Cina, esplode petroliera: "Contiene combustibile più dannoso del greggio"

L'imbarcazione iraniana si era scontrata il 6 gennaio. «Impossibile limitare i danni»

Cina, esplode petroliera: "Contiene combustibile più dannoso del greggio"

Disastro nel Pacifico. Ma i missili di Kim Jong-un (che come «disastro ambientale» poteva bastare, a quelle latitudini) stavolta non c'entrano. Qui oggi ci occupiamo dell'ennesima tragedia del mare e dei suoi abitanti per mano dell'uomo. Tragedia involontaria, certo, perché a nessun marinaio piace andare a fondo con la sua nave, soprattutto se prima di andare a fondo ci va arrosto. Ma per i pesci, e per l'ecosistema marino, già impiombato dalla plastica e dai metalli pesanti fabbricati dall'uomo, non fa differenza.

La notizia che arriva da lontanissimo ma che riguarda tutti noi, visto che le conseguenze dell'avvelenamento del mare riverberano sull'intero pianeta - è che la petroliera iraniana «Sanchi», scontratasi lo scorso 6 gennaio nel Mar cinese orientale col mercantile «CF Crystal» di Hong Kong, è affondata.

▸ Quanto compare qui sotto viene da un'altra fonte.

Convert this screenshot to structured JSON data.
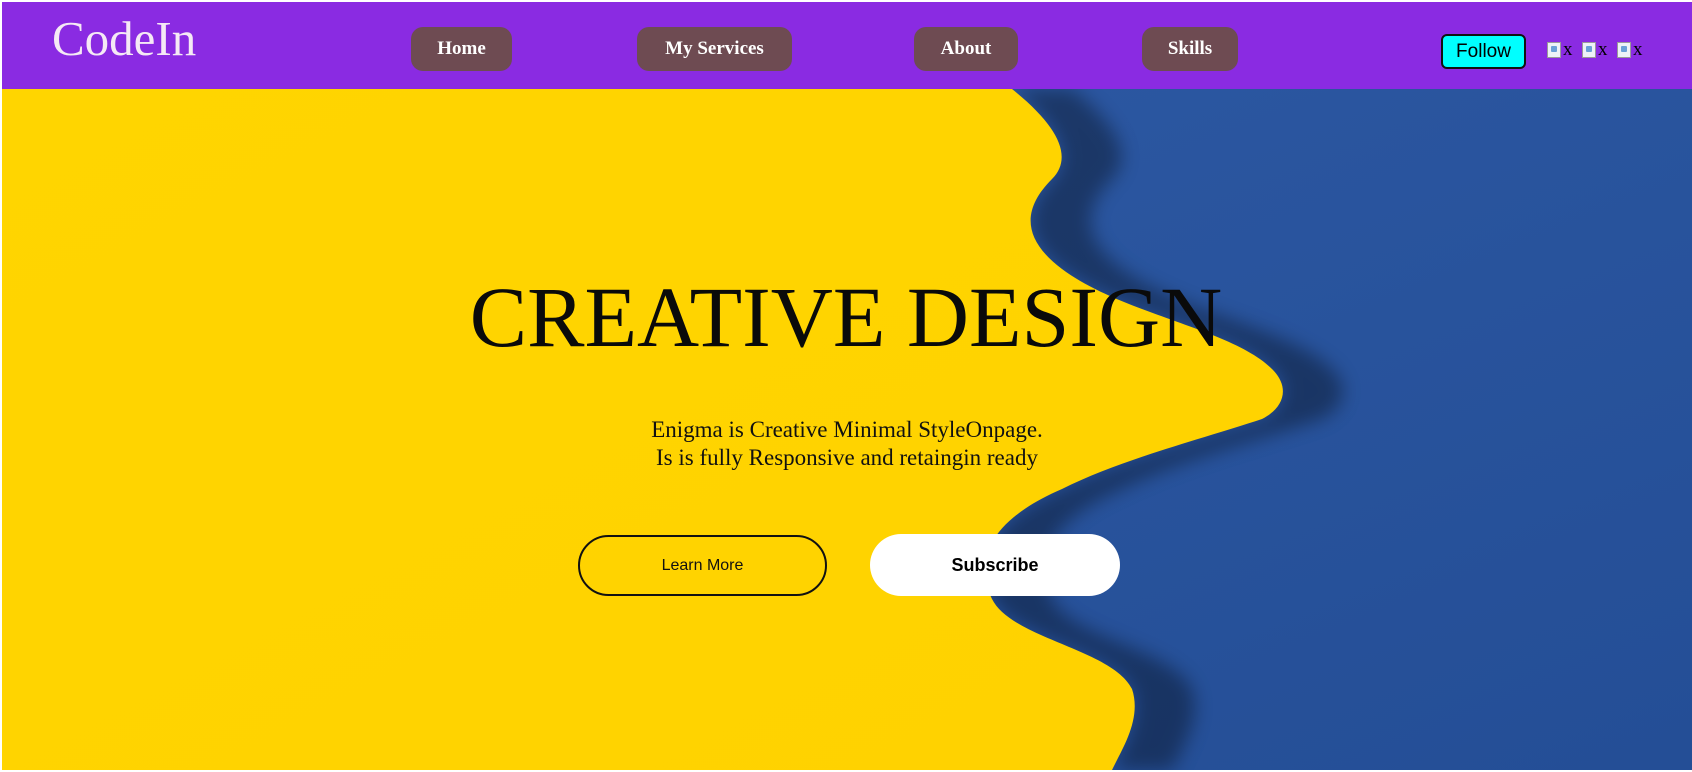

Una settimana di coma, con quell'immenso pennacchio di fumo nero in mezzo al quale si levavano lingue di fuoco alte decine di metri. E poi la fine, documentata dalle telecamere montate sui mezzi di soccorso che nulla hanno potuto fare per salvare i 32 componenti dell'equipaggio.

La petroliera trasportava 136mila tonnellate di petrolio ultra-light. Un tipo di combustibile, dicono gli esperti, che in caso di fuoriuscita può risultare ancora più pericoloso del greggio. Impossibile, vista l'inavvicinabilità della petroliera in fiamme, provare anche solo a limitare il danno, cercando di recuperare una parte del combustibile fuoruscito dalla pancia del mostro d'acciaio. Tocca tenercelo, il danno.

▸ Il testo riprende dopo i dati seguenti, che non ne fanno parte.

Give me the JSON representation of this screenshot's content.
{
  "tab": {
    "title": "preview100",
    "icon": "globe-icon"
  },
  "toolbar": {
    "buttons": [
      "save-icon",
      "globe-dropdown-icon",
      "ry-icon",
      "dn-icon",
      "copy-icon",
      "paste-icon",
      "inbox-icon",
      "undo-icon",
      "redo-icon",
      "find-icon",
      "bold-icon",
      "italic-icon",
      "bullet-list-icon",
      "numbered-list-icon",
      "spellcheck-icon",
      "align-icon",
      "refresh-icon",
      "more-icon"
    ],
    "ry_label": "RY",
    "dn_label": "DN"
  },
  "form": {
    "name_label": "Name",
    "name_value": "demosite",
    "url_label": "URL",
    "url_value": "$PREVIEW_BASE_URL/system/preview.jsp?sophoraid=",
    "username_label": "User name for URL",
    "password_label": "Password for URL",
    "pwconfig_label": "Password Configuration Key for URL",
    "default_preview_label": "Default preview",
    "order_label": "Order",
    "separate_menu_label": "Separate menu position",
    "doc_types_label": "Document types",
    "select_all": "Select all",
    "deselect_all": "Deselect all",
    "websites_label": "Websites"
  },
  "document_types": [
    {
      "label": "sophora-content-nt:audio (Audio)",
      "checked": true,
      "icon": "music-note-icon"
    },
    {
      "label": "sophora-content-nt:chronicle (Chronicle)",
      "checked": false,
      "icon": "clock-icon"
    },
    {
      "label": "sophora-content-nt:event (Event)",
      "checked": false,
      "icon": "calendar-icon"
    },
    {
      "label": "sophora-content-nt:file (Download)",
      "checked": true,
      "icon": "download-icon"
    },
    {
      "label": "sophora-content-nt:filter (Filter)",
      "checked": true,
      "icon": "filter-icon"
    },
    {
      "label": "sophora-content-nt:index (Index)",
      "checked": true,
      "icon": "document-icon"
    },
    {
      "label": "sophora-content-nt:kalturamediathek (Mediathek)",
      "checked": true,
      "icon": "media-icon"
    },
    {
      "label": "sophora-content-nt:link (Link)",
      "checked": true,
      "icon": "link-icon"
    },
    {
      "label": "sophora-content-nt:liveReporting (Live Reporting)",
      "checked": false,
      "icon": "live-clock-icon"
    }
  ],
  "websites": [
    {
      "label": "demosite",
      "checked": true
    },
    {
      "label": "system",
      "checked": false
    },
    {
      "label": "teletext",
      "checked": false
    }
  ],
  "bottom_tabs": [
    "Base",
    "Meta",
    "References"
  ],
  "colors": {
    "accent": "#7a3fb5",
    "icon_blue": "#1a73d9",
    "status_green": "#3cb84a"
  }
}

Di chi siano le responsabilità del disastro; a chi imputare la perdita di vite umane è materia che riguarderà i Lloyd's di Londra. Ma che si sia trattato di errore umano che altro può essere, quando due navi si scontrano in mare aperto? è fuori discussione. Ed è così, dunque, fin dall'inizio dell'anno, che si allunga il rosario di tragedie.

In mente abbiamo ancora le immagini di sette anni fa, aprile 2010, quando prese fuoco la piattaforma petrolifera «Deepwater Horizon» nelle acque del Golfo del Messico, a circa 80 km dalla Louisiana. Morirono 11 persone, mentre la marea nera - il disastro ambientale più grave della storia americana e uno dei più pesanti uppercut mai subiti dal Pianeta - distrusse un intero ecosistema naturale. Le autorità federali americane stimarono la fuoriuscita di petrolio in 1.186.000 tonnellate. Un disastro senza precedenti.

Memorabile, andando indietro nel tempo, il pauroso inquinamento del Golfo Persico nel gennaio del 1991. Non c'erano petroliere di mezzo, quella volta. Ma fu come se. Era in corso la prima Guerra del Golfo, e l'esercito iracheno aprì deliberatamente, si scoprì poi, le valvole delle condutture di petrolio in Kuwait. Un piano diabolico, e del tutto inutile, per impedire o quantomeno ostacolare lo sbarco dei marines americani. Il petrolio disperso nell'ambiente, in quell'occasione, ammontava a qualcosa come un milione e mezzo di tonnellate. Sempre da quelle parti, nel Golfo Persico, era il febbraio del 1983 quando una nave cisterna si scontrò con la piattaforma petrolifera Nowruz, a poca distanza dalle coste iraniane. Da allora, una catena infinita di episodi grandi e piccoli.

L' «Amoco Cadiz» che si incaglia di fronte alle coste bretoni, nel 1978, mollando 223 mila litri di petrolio. L' «Amoco Haven», a Genova nel 1991. E tre anni prima la «Exxon Valdes» sulle coste dell'Alaska. E furono altri 40 mila barili. Una catena di lutti per fratello mare.